Flagler College Tallahassee
- Type: Private satellite campus
- Established: 2000
- Endowment: US$60 million
- Chancellor: William L. Proctor
- President: Joseph Joyner
- Administrative staff: 20
- Students: 400
- Location: Tallahassee, Florida, U.S.
- Colors: Crimson and gold
- Nickname: Saints
- Website: www.flagler.edu/flagler-college-tallahassee/

= Flagler College – Tallahassee Campus =

Branch campus of Flager College

Flagler College Tallahassee was a branch campus of Flagler College, a private liberal arts college in St. Augustine, Florida. It was hosted through Tallahassee State College and was founded in 2000 as the product of a legislative mandate to expand opportunities for four year degree-seeking students. The campus offered bachelor's degree programs in six majors and four minors. The campus officially closed in May 2024. The closure was prompted by changes in the Florida higher education system, including Tallahassee Community College's expansion to offer four-year degrees, which reduced the need for a separate Flagler College branch in the region. The campus's programs were phased out, and the final graduating class marked the end of its academic offerings in Tallahassee.

== History ==
This branch campus of Flagler College was the outcome of a combined effort between former Tallahassee Community College President T. K. Wetherell and past Flagler College President, and current Chancellor, William L. Proctor; the two were longtime colleagues, knowing each other from Wetherell's time playing for the Florida State Seminoles where Proctor served as assistant football coach.
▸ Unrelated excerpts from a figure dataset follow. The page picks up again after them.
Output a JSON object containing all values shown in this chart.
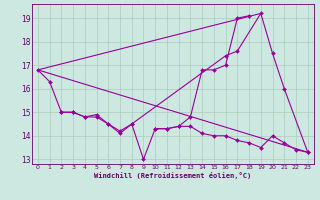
{
  "background_color": "#cce8e0",
  "grid_color": "#aaccbb",
  "line_color": "#990099",
  "xlim": [
    -0.5,
    23.5
  ],
  "ylim": [
    12.8,
    19.6
  ],
  "yticks": [
    13,
    14,
    15,
    16,
    17,
    18,
    19
  ],
  "xticks": [
    0,
    1,
    2,
    3,
    4,
    5,
    6,
    7,
    8,
    9,
    10,
    11,
    12,
    13,
    14,
    15,
    16,
    17,
    18,
    19,
    20,
    21,
    22,
    23
  ],
  "xlabel": "Windchill (Refroidissement éolien,°C)",
  "s1x": [
    0,
    1,
    2,
    3,
    4,
    5,
    6,
    7,
    8,
    9,
    10,
    11,
    12,
    13,
    14,
    15,
    16,
    17,
    18
  ],
  "s1y": [
    16.8,
    16.3,
    15.0,
    15.0,
    14.8,
    14.8,
    14.5,
    14.2,
    14.5,
    13.0,
    14.3,
    14.3,
    14.4,
    14.8,
    16.8,
    16.8,
    17.0,
    19.0,
    19.1
  ],
  "s2x": [
    2,
    3,
    4,
    5,
    6,
    7,
    8,
    16,
    17,
    19,
    20,
    21,
    23
  ],
  "s2y": [
    15.0,
    15.0,
    14.8,
    14.9,
    14.5,
    14.1,
    14.5,
    17.4,
    17.6,
    19.2,
    17.5,
    16.0,
    13.3
  ],
  "s3x": [
    10,
    11,
    12,
    13,
    14,
    15,
    16,
    17,
    18,
    19,
    20,
    21,
    22,
    23
  ],
  "s3y": [
    14.3,
    14.3,
    14.4,
    14.4,
    14.1,
    14.0,
    14.0,
    13.8,
    13.7,
    13.5,
    14.0,
    13.7,
    13.4,
    13.3
  ],
  "trend1x": [
    0,
    19
  ],
  "trend1y": [
    16.8,
    19.2
  ],
  "trend2x": [
    0,
    23
  ],
  "trend2y": [
    16.8,
    13.3
  ]
}
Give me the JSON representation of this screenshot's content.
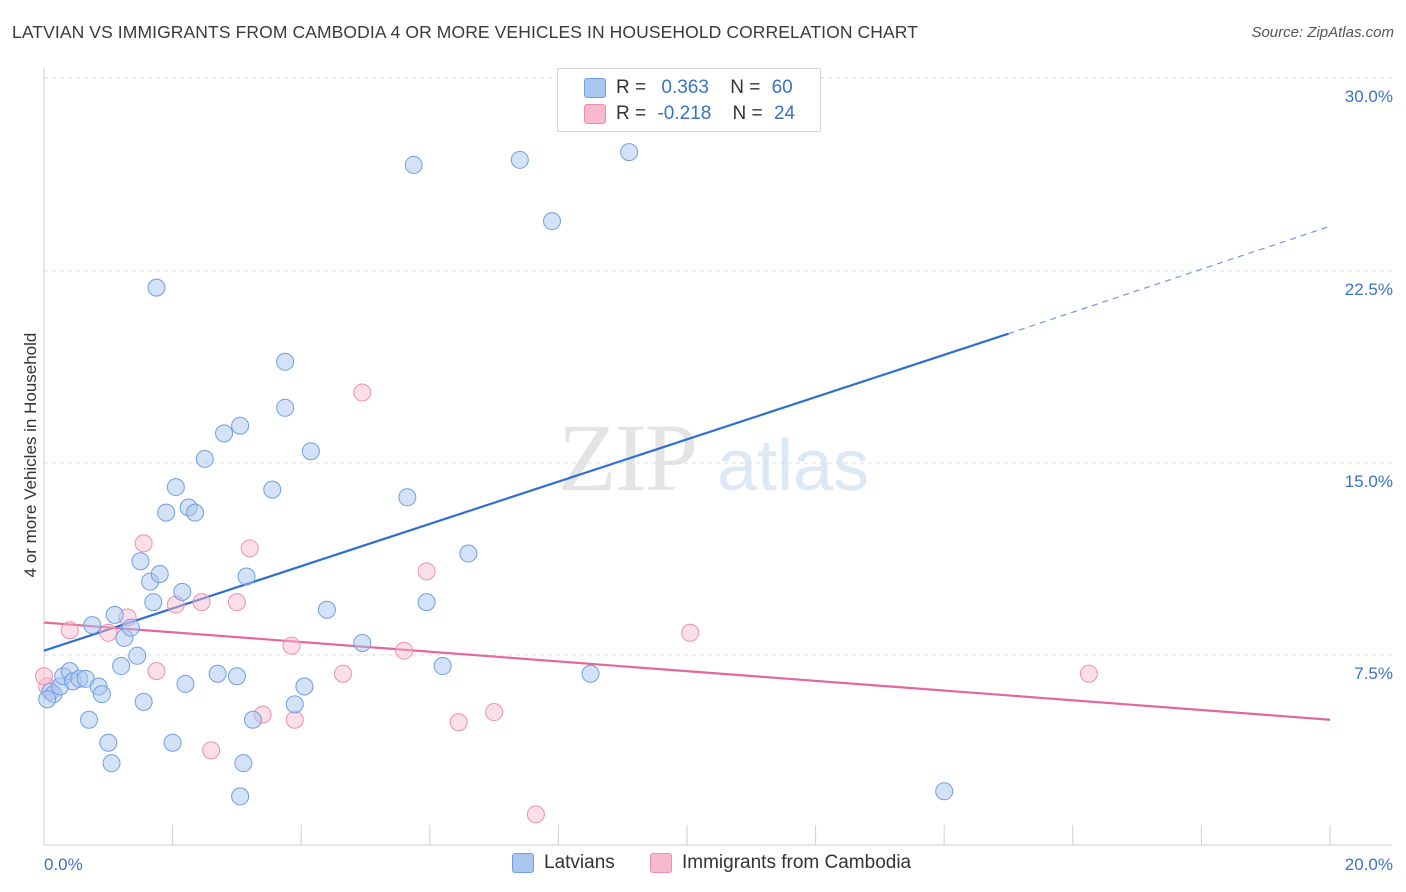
{
  "title": "LATVIAN VS IMMIGRANTS FROM CAMBODIA 4 OR MORE VEHICLES IN HOUSEHOLD CORRELATION CHART",
  "source": "Source: ZipAtlas.com",
  "legend": {
    "rows": [
      {
        "r_label": "R =",
        "r_value": "0.363",
        "n_label": "N =",
        "n_value": "60"
      },
      {
        "r_label": "R =",
        "r_value": "-0.218",
        "n_label": "N =",
        "n_value": "24"
      }
    ]
  },
  "bottom_legend": {
    "series1": "Latvians",
    "series2": "Immigrants from Cambodia"
  },
  "colors": {
    "series1_fill": "#a9c6ef",
    "series1_stroke": "#6f9fe0",
    "series1_line": "#2f6fd0",
    "series2_fill": "#f6b9cd",
    "series2_stroke": "#ee8fb0",
    "series2_line": "#e2679a",
    "tick_text": "#3a72c6"
  },
  "chart_data": {
    "type": "scatter",
    "xlabel": "",
    "ylabel": "4 or more Vehicles in Household",
    "xlim": [
      0,
      20
    ],
    "ylim": [
      0,
      30
    ],
    "x_tick_labels": [
      "0.0%",
      "20.0%"
    ],
    "y_ticks": [
      7.5,
      15.0,
      22.5,
      30.0
    ],
    "y_tick_labels": [
      "7.5%",
      "15.0%",
      "22.5%",
      "30.0%"
    ],
    "grid": "horizontal dashed",
    "legend_position": "top-center",
    "watermark": {
      "part1": "ZIP",
      "part2": "atlas"
    },
    "series": [
      {
        "name": "Latvians",
        "points": [
          [
            0.1,
            6.0
          ],
          [
            0.15,
            5.9
          ],
          [
            0.25,
            6.2
          ],
          [
            0.3,
            6.6
          ],
          [
            0.4,
            6.8
          ],
          [
            0.45,
            6.4
          ],
          [
            0.55,
            6.5
          ],
          [
            0.65,
            6.5
          ],
          [
            0.7,
            4.9
          ],
          [
            0.75,
            8.6
          ],
          [
            0.85,
            6.2
          ],
          [
            0.9,
            5.9
          ],
          [
            1.0,
            4.0
          ],
          [
            1.05,
            3.2
          ],
          [
            1.1,
            9.0
          ],
          [
            1.2,
            7.0
          ],
          [
            1.25,
            8.1
          ],
          [
            1.35,
            8.5
          ],
          [
            1.45,
            7.4
          ],
          [
            1.5,
            11.1
          ],
          [
            1.55,
            5.6
          ],
          [
            1.65,
            10.3
          ],
          [
            1.7,
            9.5
          ],
          [
            1.8,
            10.6
          ],
          [
            1.75,
            21.8
          ],
          [
            1.9,
            13.0
          ],
          [
            2.0,
            4.0
          ],
          [
            2.05,
            14.0
          ],
          [
            2.15,
            9.9
          ],
          [
            2.2,
            6.3
          ],
          [
            2.25,
            13.2
          ],
          [
            2.35,
            13.0
          ],
          [
            2.5,
            15.1
          ],
          [
            2.7,
            6.7
          ],
          [
            2.8,
            16.1
          ],
          [
            3.0,
            6.6
          ],
          [
            3.05,
            1.9
          ],
          [
            3.1,
            3.2
          ],
          [
            3.05,
            16.4
          ],
          [
            3.15,
            10.5
          ],
          [
            3.25,
            4.9
          ],
          [
            3.55,
            13.9
          ],
          [
            3.75,
            18.9
          ],
          [
            3.75,
            17.1
          ],
          [
            3.9,
            5.5
          ],
          [
            4.05,
            6.2
          ],
          [
            4.15,
            15.4
          ],
          [
            4.4,
            9.2
          ],
          [
            4.95,
            7.9
          ],
          [
            5.65,
            13.6
          ],
          [
            5.75,
            26.6
          ],
          [
            5.95,
            9.5
          ],
          [
            6.2,
            7.0
          ],
          [
            6.6,
            11.4
          ],
          [
            7.4,
            26.8
          ],
          [
            7.9,
            24.4
          ],
          [
            8.5,
            6.7
          ],
          [
            9.1,
            27.1
          ],
          [
            14.0,
            2.1
          ],
          [
            0.05,
            5.7
          ]
        ],
        "trend": {
          "x": [
            0,
            15.0
          ],
          "y": [
            7.6,
            20.0
          ]
        },
        "trend_extension": {
          "x": [
            15.0,
            20.0
          ],
          "y": [
            20.0,
            24.2
          ]
        }
      },
      {
        "name": "Immigrants from Cambodia",
        "points": [
          [
            0.05,
            6.2
          ],
          [
            0.4,
            8.4
          ],
          [
            1.0,
            8.3
          ],
          [
            1.3,
            8.9
          ],
          [
            1.55,
            11.8
          ],
          [
            1.75,
            6.8
          ],
          [
            2.05,
            9.4
          ],
          [
            2.45,
            9.5
          ],
          [
            2.6,
            3.7
          ],
          [
            3.0,
            9.5
          ],
          [
            3.2,
            11.6
          ],
          [
            3.4,
            5.1
          ],
          [
            3.85,
            7.8
          ],
          [
            3.9,
            4.9
          ],
          [
            4.65,
            6.7
          ],
          [
            4.95,
            17.7
          ],
          [
            5.6,
            7.6
          ],
          [
            5.95,
            10.7
          ],
          [
            6.45,
            4.8
          ],
          [
            7.0,
            5.2
          ],
          [
            7.65,
            1.2
          ],
          [
            10.05,
            8.3
          ],
          [
            16.25,
            6.7
          ],
          [
            0.0,
            6.6
          ]
        ],
        "trend": {
          "x": [
            0,
            20.0
          ],
          "y": [
            8.7,
            4.9
          ]
        }
      }
    ]
  }
}
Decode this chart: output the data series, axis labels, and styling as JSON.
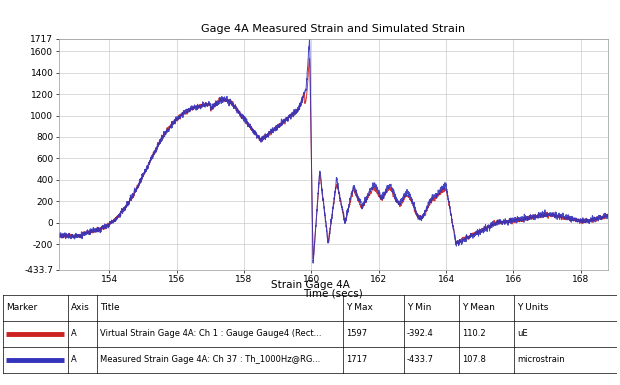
{
  "title": "Gage 4A Measured Strain and Simulated Strain",
  "xlabel": "Time (secs)",
  "table_title": "Strain Gage 4A",
  "xmin": 152.5,
  "xmax": 168.8,
  "ymin": -433.7,
  "ymax": 1717,
  "yticks": [
    1717,
    1600,
    1400,
    1200,
    1000,
    800,
    600,
    400,
    200,
    0,
    -200,
    -433.7
  ],
  "xticks": [
    154,
    156,
    158,
    160,
    162,
    164,
    166,
    168
  ],
  "simulated_color": "#cc2222",
  "measured_color": "#3333bb",
  "table_headers": [
    "Marker",
    "Axis",
    "Title",
    "Y Max",
    "Y Min",
    "Y Mean",
    "Y Units"
  ],
  "table_rows": [
    [
      "sim",
      "A",
      "Virtual Strain Gage 4A: Ch 1 : Gauge Gauge4 (Rect...",
      "1597",
      "-392.4",
      "110.2",
      "uE"
    ],
    [
      "meas",
      "A",
      "Measured Strain Gage 4A: Ch 37 : Th_1000Hz@RG...",
      "1717",
      "-433.7",
      "107.8",
      "microstrain"
    ]
  ],
  "sim_color_table": "#cc2222",
  "meas_color_table": "#3333bb"
}
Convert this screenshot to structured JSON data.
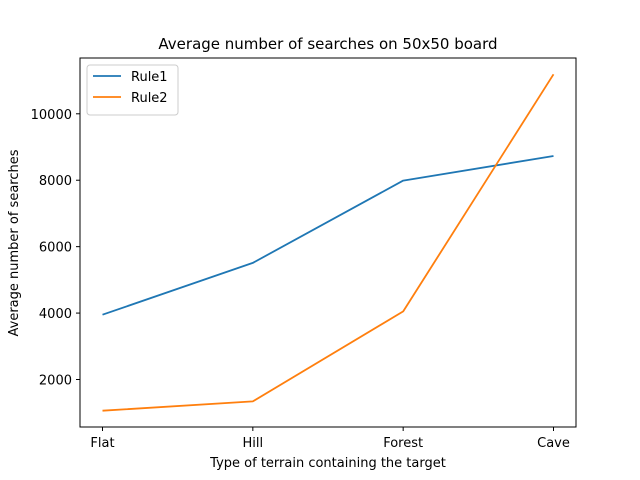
{
  "chart_data": {
    "type": "line",
    "title": "Average number of searches on 50x50 board",
    "xlabel": "Type of terrain containing the target",
    "ylabel": "Average number of searches",
    "categories": [
      "Flat",
      "Hill",
      "Forest",
      "Cave"
    ],
    "series": [
      {
        "name": "Rule1",
        "color": "#1f77b4",
        "values": [
          3950,
          5510,
          7990,
          8730
        ]
      },
      {
        "name": "Rule2",
        "color": "#ff7f0e",
        "values": [
          1060,
          1340,
          4050,
          11190
        ]
      }
    ],
    "ylim": [
      570,
      11680
    ],
    "yticks": [
      2000,
      4000,
      6000,
      8000,
      10000
    ],
    "ytick_labels": [
      "2000",
      "4000",
      "6000",
      "8000",
      "10000"
    ],
    "grid": false,
    "legend_position": "top-left"
  }
}
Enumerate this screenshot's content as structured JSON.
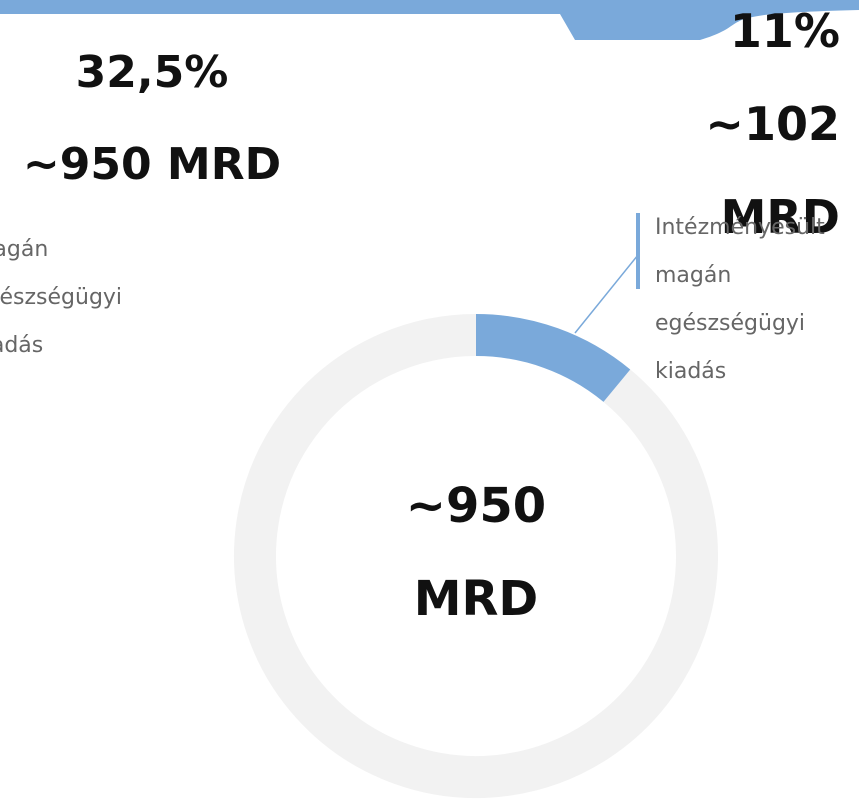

When Florida's Legislature passed a mandate to increase opportunities for four year degree-seeking students through two year institutions, Wetherell contacted Proctor to begin development of a Flagler College branch through the TSC campus. As a result, Flagler College Tallahassee opened its doors in the Fall Semester of 2000 with its first class of 56 students graduating in 2002. The school produced over 2,800 graduates across multiple disciplines.

== Academics ==
The campus offered Bachelor of Arts and Bachelor of Science degrees. Admission was open to students who have earned an Associate of Arts (AA) degree, or 60 transferable college credits, in addition to meeting major requirements. To have been considered for acceptance, prospective students must have provided an application for admission and sealed official transcripts from all schools attended. If transferring from TSC, a degree audit was required. The college's acceptance rate was an average of 60 percent of its annual applications.